Rita e Salvatore Borsellino, fratelli di Paolo, condividono l’intervento di Agnese Piraino Leto e aggiungono: “Esprimiamo a nostra volta il nostro sdegno per questa improvvida iniziativa di un membro del Csm a carico del procuratore Scarpinato, tanto più — sottolineano — grave perchè prende a pretesto proprio quella lettera a Paolo che, letta in via d’Amelio il 19 luglio pochi minuti prima dell’ora della strage, ha riempito di emozione i cuori delle migliaia di persone giunte da ogni parte d’Italia a Palermo — chiosano Rita e Salvatore Borsellino — per onorare la memoria del magistrato Paolo Borsellino e dei cinque poliziotti che hanno perso la vita al suo fianco”.
E con Scarpinato si schiera anche l’Anm, l’associazione nazionale dei magistrati sottolineando che il magistrato ha espresso il “suo libero pensiero”.

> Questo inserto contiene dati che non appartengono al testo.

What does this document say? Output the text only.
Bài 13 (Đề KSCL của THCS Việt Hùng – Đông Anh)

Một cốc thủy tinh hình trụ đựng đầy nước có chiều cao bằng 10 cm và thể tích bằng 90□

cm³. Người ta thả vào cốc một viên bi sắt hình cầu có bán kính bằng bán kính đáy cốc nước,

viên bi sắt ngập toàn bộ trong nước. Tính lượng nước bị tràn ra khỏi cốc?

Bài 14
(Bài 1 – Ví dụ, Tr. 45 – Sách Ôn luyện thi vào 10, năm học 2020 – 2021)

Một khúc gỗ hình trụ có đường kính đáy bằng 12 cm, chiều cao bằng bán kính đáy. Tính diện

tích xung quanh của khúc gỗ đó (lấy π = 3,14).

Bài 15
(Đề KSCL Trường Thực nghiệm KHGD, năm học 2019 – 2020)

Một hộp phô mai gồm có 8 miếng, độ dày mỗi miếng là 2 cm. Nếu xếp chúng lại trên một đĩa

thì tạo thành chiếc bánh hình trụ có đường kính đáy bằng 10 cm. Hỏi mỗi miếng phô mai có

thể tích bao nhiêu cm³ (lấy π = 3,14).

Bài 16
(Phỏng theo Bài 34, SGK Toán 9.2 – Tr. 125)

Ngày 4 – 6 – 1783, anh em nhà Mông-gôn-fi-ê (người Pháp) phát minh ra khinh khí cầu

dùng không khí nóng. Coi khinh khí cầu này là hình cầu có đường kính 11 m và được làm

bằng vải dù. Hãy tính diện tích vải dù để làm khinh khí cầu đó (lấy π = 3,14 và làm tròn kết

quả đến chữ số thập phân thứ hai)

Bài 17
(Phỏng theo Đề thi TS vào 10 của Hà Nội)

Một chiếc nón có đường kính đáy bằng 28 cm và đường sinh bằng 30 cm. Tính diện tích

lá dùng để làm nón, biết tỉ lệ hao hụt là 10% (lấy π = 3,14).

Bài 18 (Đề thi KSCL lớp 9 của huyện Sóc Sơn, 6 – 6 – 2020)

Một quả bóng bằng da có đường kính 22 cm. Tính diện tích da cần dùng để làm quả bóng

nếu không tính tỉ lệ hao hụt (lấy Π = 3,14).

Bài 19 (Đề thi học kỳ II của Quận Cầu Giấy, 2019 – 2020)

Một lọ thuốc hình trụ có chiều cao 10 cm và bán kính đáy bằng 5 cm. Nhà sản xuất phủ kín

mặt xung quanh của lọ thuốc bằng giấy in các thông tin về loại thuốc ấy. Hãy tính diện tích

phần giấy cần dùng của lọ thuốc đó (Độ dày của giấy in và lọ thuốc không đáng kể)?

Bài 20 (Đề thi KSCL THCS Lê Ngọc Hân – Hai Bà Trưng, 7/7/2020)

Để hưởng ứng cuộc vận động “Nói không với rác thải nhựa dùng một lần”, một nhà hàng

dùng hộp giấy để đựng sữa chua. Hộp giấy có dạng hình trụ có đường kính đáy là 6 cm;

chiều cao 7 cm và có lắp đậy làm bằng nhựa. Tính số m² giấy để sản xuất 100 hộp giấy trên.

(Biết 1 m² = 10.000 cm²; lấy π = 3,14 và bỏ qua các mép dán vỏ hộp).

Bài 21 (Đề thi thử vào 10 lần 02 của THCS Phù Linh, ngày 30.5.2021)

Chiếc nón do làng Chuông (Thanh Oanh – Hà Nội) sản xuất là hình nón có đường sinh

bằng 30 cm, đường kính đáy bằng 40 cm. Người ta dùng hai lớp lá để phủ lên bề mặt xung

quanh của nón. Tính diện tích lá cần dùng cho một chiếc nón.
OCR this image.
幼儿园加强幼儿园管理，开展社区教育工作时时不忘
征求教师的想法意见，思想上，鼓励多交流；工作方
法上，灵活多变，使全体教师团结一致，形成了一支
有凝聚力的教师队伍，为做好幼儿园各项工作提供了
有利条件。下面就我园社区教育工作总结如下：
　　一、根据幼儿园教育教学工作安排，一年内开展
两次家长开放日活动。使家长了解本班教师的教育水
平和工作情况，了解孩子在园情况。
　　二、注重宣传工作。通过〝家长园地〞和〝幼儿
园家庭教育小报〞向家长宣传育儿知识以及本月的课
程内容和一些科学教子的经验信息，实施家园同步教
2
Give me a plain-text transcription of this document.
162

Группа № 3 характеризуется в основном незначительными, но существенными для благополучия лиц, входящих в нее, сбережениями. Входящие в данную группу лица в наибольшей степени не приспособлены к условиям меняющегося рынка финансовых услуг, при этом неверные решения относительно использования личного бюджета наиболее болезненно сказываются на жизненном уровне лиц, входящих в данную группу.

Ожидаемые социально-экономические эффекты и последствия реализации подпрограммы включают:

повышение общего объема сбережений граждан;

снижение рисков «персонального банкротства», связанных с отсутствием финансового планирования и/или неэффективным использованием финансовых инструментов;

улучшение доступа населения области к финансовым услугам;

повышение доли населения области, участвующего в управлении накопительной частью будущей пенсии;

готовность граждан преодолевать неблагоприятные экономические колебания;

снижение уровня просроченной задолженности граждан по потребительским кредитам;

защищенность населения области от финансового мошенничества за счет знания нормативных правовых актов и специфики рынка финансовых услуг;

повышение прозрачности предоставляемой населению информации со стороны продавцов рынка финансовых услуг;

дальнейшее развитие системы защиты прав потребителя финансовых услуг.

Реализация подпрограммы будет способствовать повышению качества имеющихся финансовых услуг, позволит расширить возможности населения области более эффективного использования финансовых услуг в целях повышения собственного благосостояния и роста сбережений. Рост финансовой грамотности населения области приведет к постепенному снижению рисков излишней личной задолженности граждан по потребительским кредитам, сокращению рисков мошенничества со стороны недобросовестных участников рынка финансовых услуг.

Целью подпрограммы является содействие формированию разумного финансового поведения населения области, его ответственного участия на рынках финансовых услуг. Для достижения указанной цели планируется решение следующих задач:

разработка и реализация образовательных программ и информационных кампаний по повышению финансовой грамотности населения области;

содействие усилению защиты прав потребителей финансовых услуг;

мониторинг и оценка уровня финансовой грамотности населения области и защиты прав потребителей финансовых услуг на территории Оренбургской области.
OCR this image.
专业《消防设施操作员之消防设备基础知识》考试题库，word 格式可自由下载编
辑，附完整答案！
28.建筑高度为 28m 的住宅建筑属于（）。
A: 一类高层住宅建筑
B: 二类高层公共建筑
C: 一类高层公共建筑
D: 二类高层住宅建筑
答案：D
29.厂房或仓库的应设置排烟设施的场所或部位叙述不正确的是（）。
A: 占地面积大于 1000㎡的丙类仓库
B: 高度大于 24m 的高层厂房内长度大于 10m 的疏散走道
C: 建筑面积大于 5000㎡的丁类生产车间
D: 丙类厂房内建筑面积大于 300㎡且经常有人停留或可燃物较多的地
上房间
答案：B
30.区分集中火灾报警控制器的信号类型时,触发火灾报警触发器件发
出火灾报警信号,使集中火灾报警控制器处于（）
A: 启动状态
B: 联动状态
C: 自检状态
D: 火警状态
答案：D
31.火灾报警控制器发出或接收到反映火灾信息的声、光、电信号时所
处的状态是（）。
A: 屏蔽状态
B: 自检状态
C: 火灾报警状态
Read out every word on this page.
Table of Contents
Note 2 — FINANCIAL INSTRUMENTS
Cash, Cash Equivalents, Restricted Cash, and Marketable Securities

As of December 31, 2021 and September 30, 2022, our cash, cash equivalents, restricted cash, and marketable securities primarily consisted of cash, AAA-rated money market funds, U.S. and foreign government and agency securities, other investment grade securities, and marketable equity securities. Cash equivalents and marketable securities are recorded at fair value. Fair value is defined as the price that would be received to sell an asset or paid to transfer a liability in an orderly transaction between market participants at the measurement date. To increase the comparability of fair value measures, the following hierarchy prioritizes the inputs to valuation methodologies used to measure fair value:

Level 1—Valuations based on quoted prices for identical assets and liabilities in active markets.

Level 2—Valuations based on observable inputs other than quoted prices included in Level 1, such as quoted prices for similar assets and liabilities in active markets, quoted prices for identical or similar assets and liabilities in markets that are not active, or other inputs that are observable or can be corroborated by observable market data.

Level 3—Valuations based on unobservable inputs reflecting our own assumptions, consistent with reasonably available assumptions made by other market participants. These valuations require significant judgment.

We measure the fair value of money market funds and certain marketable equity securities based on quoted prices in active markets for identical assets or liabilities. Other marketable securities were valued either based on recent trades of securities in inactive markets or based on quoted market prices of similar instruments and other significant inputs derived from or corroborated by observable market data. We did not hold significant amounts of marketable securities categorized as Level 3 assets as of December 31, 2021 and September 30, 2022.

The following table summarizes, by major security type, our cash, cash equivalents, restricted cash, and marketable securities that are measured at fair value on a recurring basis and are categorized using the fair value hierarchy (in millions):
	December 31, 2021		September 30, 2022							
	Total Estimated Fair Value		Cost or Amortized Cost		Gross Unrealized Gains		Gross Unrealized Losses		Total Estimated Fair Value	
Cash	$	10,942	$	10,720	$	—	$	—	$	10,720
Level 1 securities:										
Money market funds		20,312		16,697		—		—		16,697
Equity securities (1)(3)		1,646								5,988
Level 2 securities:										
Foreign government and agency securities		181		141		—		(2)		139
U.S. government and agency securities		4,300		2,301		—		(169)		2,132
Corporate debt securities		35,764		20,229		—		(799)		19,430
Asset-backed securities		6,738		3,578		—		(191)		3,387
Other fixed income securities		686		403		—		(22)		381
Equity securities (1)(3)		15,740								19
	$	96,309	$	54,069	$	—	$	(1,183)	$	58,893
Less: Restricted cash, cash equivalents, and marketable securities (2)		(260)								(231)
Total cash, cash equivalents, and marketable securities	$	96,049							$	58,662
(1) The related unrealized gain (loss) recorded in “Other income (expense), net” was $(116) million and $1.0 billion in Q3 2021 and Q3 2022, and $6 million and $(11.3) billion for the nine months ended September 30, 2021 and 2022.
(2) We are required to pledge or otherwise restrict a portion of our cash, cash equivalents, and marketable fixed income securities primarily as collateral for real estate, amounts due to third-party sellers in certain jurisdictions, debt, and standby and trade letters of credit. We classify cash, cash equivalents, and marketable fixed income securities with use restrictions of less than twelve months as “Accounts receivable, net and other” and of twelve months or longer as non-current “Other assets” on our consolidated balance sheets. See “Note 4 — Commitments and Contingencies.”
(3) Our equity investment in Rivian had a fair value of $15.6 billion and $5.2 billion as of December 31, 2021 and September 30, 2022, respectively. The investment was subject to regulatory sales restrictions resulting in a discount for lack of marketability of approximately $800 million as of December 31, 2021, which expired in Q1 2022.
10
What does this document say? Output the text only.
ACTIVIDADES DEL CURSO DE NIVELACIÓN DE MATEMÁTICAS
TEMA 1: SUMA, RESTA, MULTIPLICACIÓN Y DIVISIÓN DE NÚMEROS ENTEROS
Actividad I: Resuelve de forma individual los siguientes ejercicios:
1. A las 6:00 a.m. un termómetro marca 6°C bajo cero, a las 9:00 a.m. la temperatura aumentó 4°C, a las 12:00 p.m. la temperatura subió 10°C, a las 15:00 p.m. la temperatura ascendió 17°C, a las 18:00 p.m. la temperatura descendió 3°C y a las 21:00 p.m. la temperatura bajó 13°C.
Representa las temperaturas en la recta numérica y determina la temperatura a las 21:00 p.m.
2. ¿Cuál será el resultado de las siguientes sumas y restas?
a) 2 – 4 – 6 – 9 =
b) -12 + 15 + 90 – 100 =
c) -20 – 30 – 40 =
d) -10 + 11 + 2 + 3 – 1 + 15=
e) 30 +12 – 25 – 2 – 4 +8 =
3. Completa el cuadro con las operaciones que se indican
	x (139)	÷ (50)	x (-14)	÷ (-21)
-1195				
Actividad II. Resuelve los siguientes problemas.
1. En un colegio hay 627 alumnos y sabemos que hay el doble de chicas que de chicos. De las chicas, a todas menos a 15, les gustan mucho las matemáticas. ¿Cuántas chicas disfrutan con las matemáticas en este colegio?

‘L’Anm si dice “sorpresa e preoccupazione” perchè “quel discorso, pronunciato in un contesto commemorativo fortemente emotivo — si legge nella nota — non può che essere inteso come manifestazione di libero pensiero, quale giusto richiamo, senza riferimenti specifici, nel ricordo delle idee e delle stesse parole di Paolo Borsellino, alla coerenza dei comportamenti e al rifiuto di ogni compromesso, soprattutto da parte di chi ricopre cariche istituzionali”.
La pratica, che pende presso la Prima commissione del Csm, è stata aperta dal Comitato di presidenza su richiesta del laico del Pdl, Niccolò Zanon.
L’organo direttivo del Csm ha anche inviato copia dell’intervento di Scarpinato al procuratore generale della Cassazione, Gianfranco Ciani, titolare dell’azione disciplinare nei confronti dei magistrati.